South Africa 6.1.2017 06:15 am

Jub Jub victim’s sister wants to move on with her life

FILE PICTURE: Molemo “Jub Jub” Maarohanye. Picture: Refilwe Modise

FILE PICTURE: Molemo “Jub Jub” Maarohanye. Picture: Refilwe Modise

She says the family is still living with the emotional scars, though they want to put it behind them.

Molemo “Jub Jub” Maarohanye must move on and enjoy his life.

This was the reaction of a family member of one of the four children who were killed when the musician and his friend, Themba Tshabalala, crashed their cars into a group of schoolchildren in 2010.

Hours after hearing the news that, after four years in prison, the men responsible for her brother’s death were released on parole, 26-year-old Nomagugu Mohobe told The Citizen their family just wanted to move on with their lives. But their mother, Jeanette, is still living with the emotional scars.

“(In Zulu) Our mother is not well. She has been ill because of this since 2010, but it’s fine; he (Maarohanye) must get out and enjoy life, it doesn’t matter whether it’s right or wrong; it’s fine. There is nothing we can say or do about it … except to move on.”

The two men were found guilty of murder in 2012, and were initially each sentenced to 20 years in prison. Their sentences were reduced to eight years after the murder conviction ruling was overturned to culpable homicide in 2014.
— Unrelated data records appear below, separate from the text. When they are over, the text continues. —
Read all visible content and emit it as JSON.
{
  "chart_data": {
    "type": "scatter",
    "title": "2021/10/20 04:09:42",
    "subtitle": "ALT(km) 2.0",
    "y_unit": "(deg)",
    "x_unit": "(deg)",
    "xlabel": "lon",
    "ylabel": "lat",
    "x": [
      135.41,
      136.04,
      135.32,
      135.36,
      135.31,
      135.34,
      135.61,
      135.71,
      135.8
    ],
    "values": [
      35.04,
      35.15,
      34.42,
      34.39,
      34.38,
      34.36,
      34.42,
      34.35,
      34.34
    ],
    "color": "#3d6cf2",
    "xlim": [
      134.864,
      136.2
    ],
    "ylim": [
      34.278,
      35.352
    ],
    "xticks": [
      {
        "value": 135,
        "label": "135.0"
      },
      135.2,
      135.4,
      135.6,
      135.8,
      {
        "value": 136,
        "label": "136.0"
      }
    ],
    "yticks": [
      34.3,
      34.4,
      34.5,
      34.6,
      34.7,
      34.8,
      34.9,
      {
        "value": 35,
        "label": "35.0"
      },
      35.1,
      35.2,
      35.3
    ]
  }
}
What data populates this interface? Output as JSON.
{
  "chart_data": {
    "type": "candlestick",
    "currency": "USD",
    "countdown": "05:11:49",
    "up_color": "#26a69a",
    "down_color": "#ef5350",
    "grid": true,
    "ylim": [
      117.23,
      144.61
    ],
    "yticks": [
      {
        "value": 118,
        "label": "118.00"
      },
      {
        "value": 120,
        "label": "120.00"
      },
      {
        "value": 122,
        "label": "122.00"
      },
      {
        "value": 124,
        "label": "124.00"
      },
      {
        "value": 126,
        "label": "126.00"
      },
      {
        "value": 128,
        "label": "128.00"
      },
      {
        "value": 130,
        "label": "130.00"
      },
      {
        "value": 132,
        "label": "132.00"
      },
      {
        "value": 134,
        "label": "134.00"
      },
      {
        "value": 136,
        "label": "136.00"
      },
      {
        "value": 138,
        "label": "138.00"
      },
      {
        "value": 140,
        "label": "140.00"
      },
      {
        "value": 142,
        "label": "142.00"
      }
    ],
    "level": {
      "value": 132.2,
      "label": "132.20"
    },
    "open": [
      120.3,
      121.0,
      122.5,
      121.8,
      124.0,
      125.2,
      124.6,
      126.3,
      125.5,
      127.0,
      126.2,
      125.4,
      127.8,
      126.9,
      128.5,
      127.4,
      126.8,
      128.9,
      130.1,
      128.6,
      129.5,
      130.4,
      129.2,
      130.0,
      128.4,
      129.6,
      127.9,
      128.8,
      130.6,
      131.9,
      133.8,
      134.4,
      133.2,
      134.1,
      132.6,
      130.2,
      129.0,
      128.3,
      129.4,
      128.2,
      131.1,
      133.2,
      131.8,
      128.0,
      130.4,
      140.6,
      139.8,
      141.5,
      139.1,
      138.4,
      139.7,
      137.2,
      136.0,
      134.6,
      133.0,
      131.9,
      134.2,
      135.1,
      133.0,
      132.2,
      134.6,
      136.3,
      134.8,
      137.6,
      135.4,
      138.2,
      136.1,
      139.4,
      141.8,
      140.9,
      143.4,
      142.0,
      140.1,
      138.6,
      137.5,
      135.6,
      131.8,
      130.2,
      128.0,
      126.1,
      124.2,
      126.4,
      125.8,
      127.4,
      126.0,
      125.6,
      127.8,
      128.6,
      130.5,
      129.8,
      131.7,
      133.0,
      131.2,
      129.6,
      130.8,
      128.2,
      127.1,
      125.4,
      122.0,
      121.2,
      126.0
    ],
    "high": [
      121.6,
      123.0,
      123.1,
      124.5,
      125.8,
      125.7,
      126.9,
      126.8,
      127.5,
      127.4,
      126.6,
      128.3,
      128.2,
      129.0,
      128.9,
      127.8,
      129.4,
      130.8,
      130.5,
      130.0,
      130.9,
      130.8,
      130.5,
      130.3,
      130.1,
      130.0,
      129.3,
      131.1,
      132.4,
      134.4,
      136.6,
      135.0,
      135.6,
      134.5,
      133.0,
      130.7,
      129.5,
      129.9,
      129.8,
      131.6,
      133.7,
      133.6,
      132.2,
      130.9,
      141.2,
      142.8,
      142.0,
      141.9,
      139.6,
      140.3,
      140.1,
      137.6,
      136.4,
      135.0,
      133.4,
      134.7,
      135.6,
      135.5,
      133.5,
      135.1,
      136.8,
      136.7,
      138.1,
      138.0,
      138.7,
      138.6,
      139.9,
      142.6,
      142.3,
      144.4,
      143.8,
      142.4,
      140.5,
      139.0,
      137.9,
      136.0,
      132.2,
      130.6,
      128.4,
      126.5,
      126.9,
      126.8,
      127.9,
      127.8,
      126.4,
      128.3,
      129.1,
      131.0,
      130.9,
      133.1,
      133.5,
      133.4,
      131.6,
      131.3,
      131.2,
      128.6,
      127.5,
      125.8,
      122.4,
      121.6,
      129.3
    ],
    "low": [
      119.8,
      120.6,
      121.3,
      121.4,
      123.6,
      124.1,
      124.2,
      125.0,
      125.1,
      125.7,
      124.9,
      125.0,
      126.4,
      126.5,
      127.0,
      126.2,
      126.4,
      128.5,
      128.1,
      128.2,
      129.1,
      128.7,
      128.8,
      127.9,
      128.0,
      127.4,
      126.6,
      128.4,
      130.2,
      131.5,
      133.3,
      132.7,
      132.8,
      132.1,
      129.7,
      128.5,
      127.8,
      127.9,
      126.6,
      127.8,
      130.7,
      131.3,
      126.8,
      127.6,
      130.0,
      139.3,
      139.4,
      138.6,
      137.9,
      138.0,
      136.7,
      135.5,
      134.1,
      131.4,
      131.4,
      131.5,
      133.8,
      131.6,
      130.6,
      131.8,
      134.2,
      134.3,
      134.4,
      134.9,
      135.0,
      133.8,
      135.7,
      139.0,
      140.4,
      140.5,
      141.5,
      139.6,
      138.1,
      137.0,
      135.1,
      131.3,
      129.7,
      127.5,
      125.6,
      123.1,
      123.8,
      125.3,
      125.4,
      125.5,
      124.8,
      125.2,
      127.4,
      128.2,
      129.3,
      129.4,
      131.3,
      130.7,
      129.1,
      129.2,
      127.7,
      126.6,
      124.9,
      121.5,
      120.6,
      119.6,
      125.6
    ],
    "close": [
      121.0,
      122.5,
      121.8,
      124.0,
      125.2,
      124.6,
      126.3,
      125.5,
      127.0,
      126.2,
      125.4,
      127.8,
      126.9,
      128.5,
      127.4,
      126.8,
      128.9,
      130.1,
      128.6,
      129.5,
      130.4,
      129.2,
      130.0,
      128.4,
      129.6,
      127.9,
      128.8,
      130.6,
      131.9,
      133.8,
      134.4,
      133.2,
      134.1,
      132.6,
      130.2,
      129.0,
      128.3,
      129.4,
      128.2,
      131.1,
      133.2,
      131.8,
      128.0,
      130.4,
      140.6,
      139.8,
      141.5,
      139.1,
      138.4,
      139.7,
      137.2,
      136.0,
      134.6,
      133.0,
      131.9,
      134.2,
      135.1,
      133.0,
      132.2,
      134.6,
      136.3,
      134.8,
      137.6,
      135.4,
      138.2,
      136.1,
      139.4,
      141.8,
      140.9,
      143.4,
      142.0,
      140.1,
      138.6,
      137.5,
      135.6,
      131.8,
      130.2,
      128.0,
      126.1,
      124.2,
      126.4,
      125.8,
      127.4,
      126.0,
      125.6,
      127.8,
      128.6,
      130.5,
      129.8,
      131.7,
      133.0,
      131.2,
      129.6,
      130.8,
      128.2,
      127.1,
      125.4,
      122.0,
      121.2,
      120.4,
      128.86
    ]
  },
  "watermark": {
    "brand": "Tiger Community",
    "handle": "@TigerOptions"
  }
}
ALSO READ: Jub Jub to release an ‘I’m sorry’ song 

Maarohanye’s father, Sydney, was not at his Soweto butchery yesterday morning, but the workers at the establishment were jovial and dancing to one of the musician’s biggest hits, the South African Music Award-winning Ndikhokhele.

One of the workers told The Citizen she had been working for the family for nine years and said she was happy he was finally out of prison.

The department of justice and correctional service’s statement about the pair’s release states that both parolees, classified as first-time offenders with a positive support system, were placed on parole in line with section 73 of the Correctional Services Act.

“To this date, each parolee has served four years, one month and one day behind bars. They participated in relevant correctional programmes and were further assessed by our special services experts, which, among others, include social workers and phycologists to determine their suitability for parole placement.”

The department’s spokesperson, Singabakho Nxumalo, said their specific parole conditions would not be made public.